Further stylistic constraints were the owner’s request to conceal all modern-day lighting and controls from guest view, and a budget stretched thin by the need to purchase facility lighting, plus a medium-sized theater controls system, plus period character themed lighting.
Minuscule Lighting Design addressed these concerns with a network-based control backbone capable of integrating control of the facility lighting with show lighting and delivering DMX-512 input/output cheaply and reliably over Cat 5 cable. LED-based lighting vastly reduced energy and cooling loads over incandescent fixtures used in the initial run. Occupancy sensing combined with timed sweeps after hours reduced the tendency for lights to be left on. Contact closure integration allowed us to have period-appropriate push button houselight switches in guest view, but selectively lock them out during shows.

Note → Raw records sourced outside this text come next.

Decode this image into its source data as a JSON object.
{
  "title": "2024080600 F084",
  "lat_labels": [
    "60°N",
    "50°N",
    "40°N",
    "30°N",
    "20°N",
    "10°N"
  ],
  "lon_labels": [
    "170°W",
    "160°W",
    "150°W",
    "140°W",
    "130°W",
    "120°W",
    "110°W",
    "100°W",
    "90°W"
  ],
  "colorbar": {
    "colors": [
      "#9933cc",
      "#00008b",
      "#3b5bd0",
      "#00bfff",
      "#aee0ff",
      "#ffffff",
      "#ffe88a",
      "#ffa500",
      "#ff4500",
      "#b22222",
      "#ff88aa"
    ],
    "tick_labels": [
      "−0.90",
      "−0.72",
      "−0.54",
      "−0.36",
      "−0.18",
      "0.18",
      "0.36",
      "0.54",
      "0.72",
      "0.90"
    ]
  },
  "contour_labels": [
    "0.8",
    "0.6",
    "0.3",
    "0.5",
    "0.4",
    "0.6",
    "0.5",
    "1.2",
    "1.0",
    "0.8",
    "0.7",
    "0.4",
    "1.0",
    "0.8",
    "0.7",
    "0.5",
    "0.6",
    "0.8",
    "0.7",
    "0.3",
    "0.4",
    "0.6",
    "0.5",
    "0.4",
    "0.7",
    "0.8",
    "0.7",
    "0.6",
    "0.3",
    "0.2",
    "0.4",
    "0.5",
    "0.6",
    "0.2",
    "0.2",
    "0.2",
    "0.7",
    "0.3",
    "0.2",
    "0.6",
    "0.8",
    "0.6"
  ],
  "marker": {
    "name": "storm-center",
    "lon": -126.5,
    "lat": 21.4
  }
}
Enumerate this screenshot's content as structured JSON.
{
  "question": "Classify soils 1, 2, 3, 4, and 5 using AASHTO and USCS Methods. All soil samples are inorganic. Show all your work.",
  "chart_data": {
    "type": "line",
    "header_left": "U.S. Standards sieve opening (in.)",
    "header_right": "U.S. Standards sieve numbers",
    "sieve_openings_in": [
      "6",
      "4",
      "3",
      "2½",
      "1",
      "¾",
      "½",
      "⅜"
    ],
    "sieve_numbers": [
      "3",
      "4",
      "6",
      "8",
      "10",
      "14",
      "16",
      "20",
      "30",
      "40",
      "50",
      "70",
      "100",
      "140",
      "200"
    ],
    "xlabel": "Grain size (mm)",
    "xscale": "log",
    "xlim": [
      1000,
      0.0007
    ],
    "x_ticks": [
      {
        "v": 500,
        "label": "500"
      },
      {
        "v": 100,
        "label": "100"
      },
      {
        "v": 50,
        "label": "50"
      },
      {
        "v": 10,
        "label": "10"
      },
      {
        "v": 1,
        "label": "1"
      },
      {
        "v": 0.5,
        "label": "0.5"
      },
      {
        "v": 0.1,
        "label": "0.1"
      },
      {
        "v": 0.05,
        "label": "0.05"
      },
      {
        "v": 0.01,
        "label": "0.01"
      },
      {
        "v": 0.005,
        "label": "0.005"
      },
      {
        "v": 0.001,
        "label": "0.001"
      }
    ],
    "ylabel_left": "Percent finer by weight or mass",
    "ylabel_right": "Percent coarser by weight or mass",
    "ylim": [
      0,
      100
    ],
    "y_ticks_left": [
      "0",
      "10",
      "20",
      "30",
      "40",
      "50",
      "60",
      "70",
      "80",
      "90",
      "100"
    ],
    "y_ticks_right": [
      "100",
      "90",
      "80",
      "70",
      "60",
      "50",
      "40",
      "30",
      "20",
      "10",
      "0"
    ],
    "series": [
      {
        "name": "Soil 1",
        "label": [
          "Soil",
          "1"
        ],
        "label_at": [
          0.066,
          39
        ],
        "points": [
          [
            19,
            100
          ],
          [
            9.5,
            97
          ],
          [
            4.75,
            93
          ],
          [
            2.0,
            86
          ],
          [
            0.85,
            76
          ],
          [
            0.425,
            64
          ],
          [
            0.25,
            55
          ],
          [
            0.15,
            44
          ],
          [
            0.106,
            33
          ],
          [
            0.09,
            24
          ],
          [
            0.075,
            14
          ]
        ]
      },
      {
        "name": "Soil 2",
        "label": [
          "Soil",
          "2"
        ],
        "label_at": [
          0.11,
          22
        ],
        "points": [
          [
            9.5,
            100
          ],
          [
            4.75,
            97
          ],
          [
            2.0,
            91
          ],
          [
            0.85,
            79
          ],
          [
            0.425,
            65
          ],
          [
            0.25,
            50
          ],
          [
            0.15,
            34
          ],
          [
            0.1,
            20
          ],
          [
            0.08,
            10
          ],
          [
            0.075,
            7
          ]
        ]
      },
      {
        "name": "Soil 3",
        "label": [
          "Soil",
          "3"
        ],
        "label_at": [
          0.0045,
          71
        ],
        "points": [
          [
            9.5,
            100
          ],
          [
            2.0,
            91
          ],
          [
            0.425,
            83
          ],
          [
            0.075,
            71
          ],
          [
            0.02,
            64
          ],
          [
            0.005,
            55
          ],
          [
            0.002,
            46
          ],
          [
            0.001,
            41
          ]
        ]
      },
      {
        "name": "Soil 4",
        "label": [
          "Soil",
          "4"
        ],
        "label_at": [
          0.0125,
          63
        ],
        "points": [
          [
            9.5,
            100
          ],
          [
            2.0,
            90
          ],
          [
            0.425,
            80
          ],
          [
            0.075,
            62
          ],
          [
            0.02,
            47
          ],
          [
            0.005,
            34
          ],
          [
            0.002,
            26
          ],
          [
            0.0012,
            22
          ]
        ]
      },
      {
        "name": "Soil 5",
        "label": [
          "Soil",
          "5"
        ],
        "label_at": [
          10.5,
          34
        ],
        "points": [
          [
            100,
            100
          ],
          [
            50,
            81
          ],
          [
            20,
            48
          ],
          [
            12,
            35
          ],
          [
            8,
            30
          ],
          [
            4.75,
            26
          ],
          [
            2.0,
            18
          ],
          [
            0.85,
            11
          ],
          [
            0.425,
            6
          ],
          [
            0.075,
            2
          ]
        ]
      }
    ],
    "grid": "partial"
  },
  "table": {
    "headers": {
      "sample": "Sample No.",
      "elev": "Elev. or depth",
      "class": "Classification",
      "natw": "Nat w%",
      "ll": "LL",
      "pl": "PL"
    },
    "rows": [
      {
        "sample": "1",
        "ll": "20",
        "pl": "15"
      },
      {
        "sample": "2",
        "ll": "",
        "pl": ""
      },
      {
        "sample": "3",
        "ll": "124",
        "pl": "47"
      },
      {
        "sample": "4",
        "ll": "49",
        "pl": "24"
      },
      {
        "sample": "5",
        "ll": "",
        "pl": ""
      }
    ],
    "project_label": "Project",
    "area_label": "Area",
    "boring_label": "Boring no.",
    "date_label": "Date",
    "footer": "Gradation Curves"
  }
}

Control riser. The control backbone is free-topology, allowing the owner to easily add devices to the nearest node point without homerunning back to the processor.
The process started with extensive period research. 1920’s era Sears Catalogs available via microfilm were an invaluable resource.
Proposed concept for concealing modern building systems behind scrim panels in the plenum above the lay-in ceiling, which was patterned with period-style pressed tin tiles.
View of theatrical accent lighting overlaid on period themed lighting. In this early rehearsal, the concealing mesh panel inserts are not yet installed.
Cabaret lighting included period touches such as footlights, a proscenium with bare lamp marquee and Austrian-style main drape.
Birds-eye view of the cabaret. Each of the table lights is an individually controllable RGB LED module.
Control diagram of cabaret table lights. Guests can flip the service call switch to change the color of the LED and summon waitstaff.
This dressing room mirror is actually one-way glass, allowing guests to follow the cabaret dancers story “offstage.” Luminances were carefully managed to maintain the illusion.
At its best moments, it is possible to forget that you are watching a scripted show and live in the period.